HOW TO USE YOUR HUD

If I wrote nothing else in this book but what I put in this section I think it would be worth the price of admission. When I used to go to live games I would tip a dealer who was rotating out to tell me about the players. Who just broke up with their girlfriend? Who was drinking earlier? Who lost a bet on the game?

When the first HUDs came out I tried to use them, but I was quickly discouraged. There was all this technicolor garbage on my screen that I couldn’t interpret. Regretfully, I stopped using it, and wouldn’t bring it up again until five years later.

I shudder to think of what kind of money I would have made if I made an attempt to understand the HUD then. The HUD is simply a collection of statistics on all the players at the table. It is as if I tipped a dealer $50 once in my life, and he sat there with a notepad recording every detail of every game I played until the end of time. What a bargain! The only problem comes when we try to use these numbers. There are surprisingly few guides online to describe what each of the numbers mean. Worse, people don’t know how to use them.

What I write next is honestly the section I feel most uneasy about committing to paper, because it has been my secret weapon throughout the years. Knowing a player so intimately can almost feel dirty, but to prosper we must take advantage of every tool we have.

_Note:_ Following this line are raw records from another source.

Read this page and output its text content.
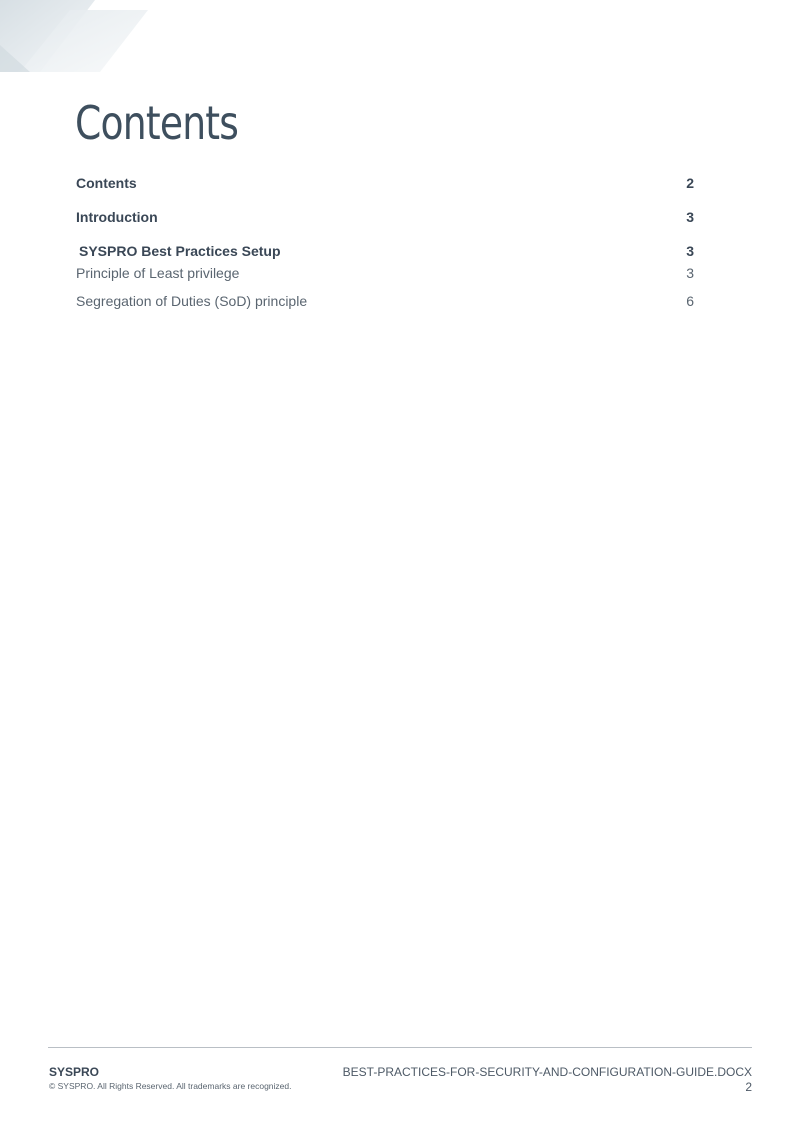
Contents
Contents	2
Introduction	3
SYSPRO Best Practices Setup	3
Principle of Least privilege	3
Segregation of Duties (SoD) principle	6
SYSPRO
© SYSPRO. All Rights Reserved. All trademarks are recognized.
BEST-PRACTICES-FOR-SECURITY-AND-CONFIGURATION-GUIDE.DOCX
2
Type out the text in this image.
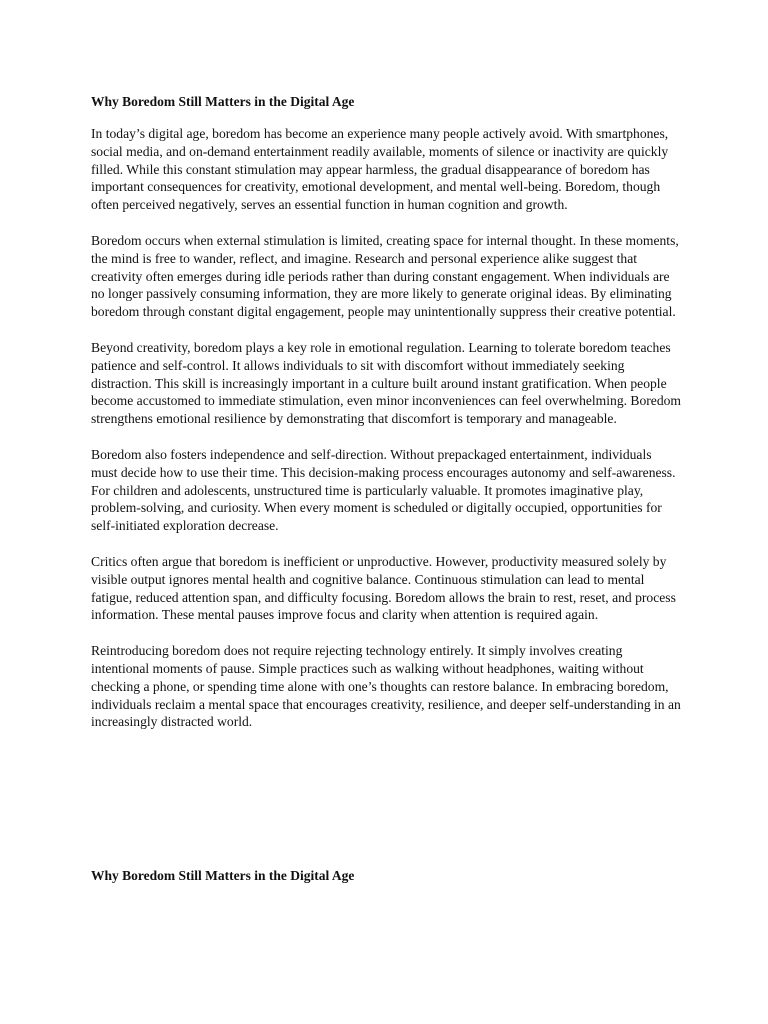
Why Boredom Still Matters in the Digital Age

In today’s digital age, boredom has become an experience many people actively avoid. With smartphones, social media, and on-demand entertainment readily available, moments of silence or inactivity are quickly filled. While this constant stimulation may appear harmless, the gradual disappearance of boredom has important consequences for creativity, emotional development, and mental well-being. Boredom, though often perceived negatively, serves an essential function in human cognition and growth.

Boredom occurs when external stimulation is limited, creating space for internal thought. In these moments, the mind is free to wander, reflect, and imagine. Research and personal experience alike suggest that creativity often emerges during idle periods rather than during constant engagement. When individuals are no longer passively consuming information, they are more likely to generate original ideas. By eliminating boredom through constant digital engagement, people may unintentionally suppress their creative potential.

Beyond creativity, boredom plays a key role in emotional regulation. Learning to tolerate boredom teaches patience and self-control. It allows individuals to sit with discomfort without immediately seeking distraction. This skill is increasingly important in a culture built around instant gratification. When people become accustomed to immediate stimulation, even minor inconveniences can feel overwhelming. Boredom strengthens emotional resilience by demonstrating that discomfort is temporary and manageable.

Boredom also fosters independence and self-direction. Without prepackaged entertainment, individuals must decide how to use their time. This decision-making process encourages autonomy and self-awareness. For children and adolescents, unstructured time is particularly valuable. It promotes imaginative play, problem-solving, and curiosity. When every moment is scheduled or digitally occupied, opportunities for self-initiated exploration decrease.

Critics often argue that boredom is inefficient or unproductive. However, productivity measured solely by visible output ignores mental health and cognitive balance. Continuous stimulation can lead to mental fatigue, reduced attention span, and difficulty focusing. Boredom allows the brain to rest, reset, and process information. These mental pauses improve focus and clarity when attention is required again.

Reintroducing boredom does not require rejecting technology entirely. It simply involves creating intentional moments of pause. Simple practices such as walking without headphones, waiting without checking a phone, or spending time alone with one’s thoughts can restore balance. In embracing boredom, individuals reclaim a mental space that encourages creativity, resilience, and deeper self-understanding in an increasingly distracted world.

Why Boredom Still Matters in the Digital Age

The HUD always intrigued me. I had a victim complex when I started playing, which eventually became a superiority complex. Yet throughout, the numbers never lied. They didn’t change to my whims. They didn’t feel emotions. They told the truth, and nothing but, and I soon realized that if I wanted to succeed at poker when I was high on my own fumes, losing, tired, in the midst of a difficult family moment, or what have you, I’d have to build my game from bedrock. That foundation was the statistics, and my game increasingly became built on them as a beacon of reason. I use them in practically every hand I play online.

In this section I’ve included what I consider to be the most important statistics needed for a good HUD. This also clears up much of the terminology that will be used throughout the text. I recommend using Hold’em Manager 2 to create the HUD. It is important you pay special attention to this section because we use these numbers as shortcuts for elaborate plays in the chapters come.

Voluntarily Put $$$ In Pot (VPIP)

Over time, I’ve heard several variations for what each letter means from each statistical analysis tool, but all you really need to know is that it keeps track of what percentage of the time a player enters a pot voluntarily:

  • ♦  A tight player understandably does not want to enter the pot all that often. Their VPIP is something like 15%; 10% or lower is extremely tight. You should approach this style of player with extreme caution.
  • ♦  A 20% VPIP is a player who can get in with a mediocre hand, but generally doesn’t deviate.
  • ♦  A 25% or higher is when you start seeing people who splash around.
  • ♦  30% or higher is generally a very loose player.

Many statistic programs put VPIP as the first number, because they believe it to be the most important. Knowing a player’s VPIP figure is certainly the beginning of your understanding of that person.

When you hear two professional poker players discussing a hand they often say something like, “He was playing 17/24.” Sometimes you hear the inverse: “He was playing 24/17.” They are speaking of the preflop raise percentage along with VPIP. Putting these two numbers against each other is crucial, because it gives you a framework to begin from. It shows you how often a guy plays, and beyond that what percentage of the time he comes in for a raise.

If you see someone has a VPIP of 20%, for example, that doesn’t give you too clear a picture. You need the preflop raise (PFR) statistic. If his preflop raise is 20% as well that means every single time he comes into the pot he is raising. This is a tight player, but he is aggressive. However, if you see someone has a preflop raise of 0% but also plays a fifth of the hands, then you know he is passive and is the live player in your game. Generally someone who has a preflop raise of 10% is considered very tight; 20% is considered looser, with a good deal of bluffs, but still protected; 30% or higher is considered a complete psycho and/or a Korean.

To help understand these numbers we should take a look at a variety of Flopzilla hand ranges in our free time. It is worth increasing by percentages, from 10% to 11% to 12%, on up to 40%+. You can play with what hands to include and which ones to drop. By getting a visualization of what each percentile looks like we have a better idea of what our opponents range could look like.

I find that once someone’s preflop raise is 15% or higher it becomes difficult to defend postflop: they just miss too often. To be safe, 20% or higher is even more difficult to defend. Players who raise this many hands should receive the brunt of our focus. When I played cash games for a living I would lick my chops at a player who was opening 16% of the hands from early position in a six-max game. “Fresh meat!” I’d think. Now, people in full-ring games sometimes open 25% of the time! And they say there’s no money left in poker. Those kids just don’t know how to mine it.

Even better, many of these players who raise from early position so often do it because they think people will believe them. In their poker dogma an early position raiser is supposed to have something. They are breaking the rules by opening so wide there, but when you 3-bet wide they don’t necessarily know that you too are breaking the rules. They may believe that you are 3-betting what you perceive to be a tight range, so your hand range must be monstrous. Because of this system of thought many early position players with a high preflop raise fold too much to 3-bets.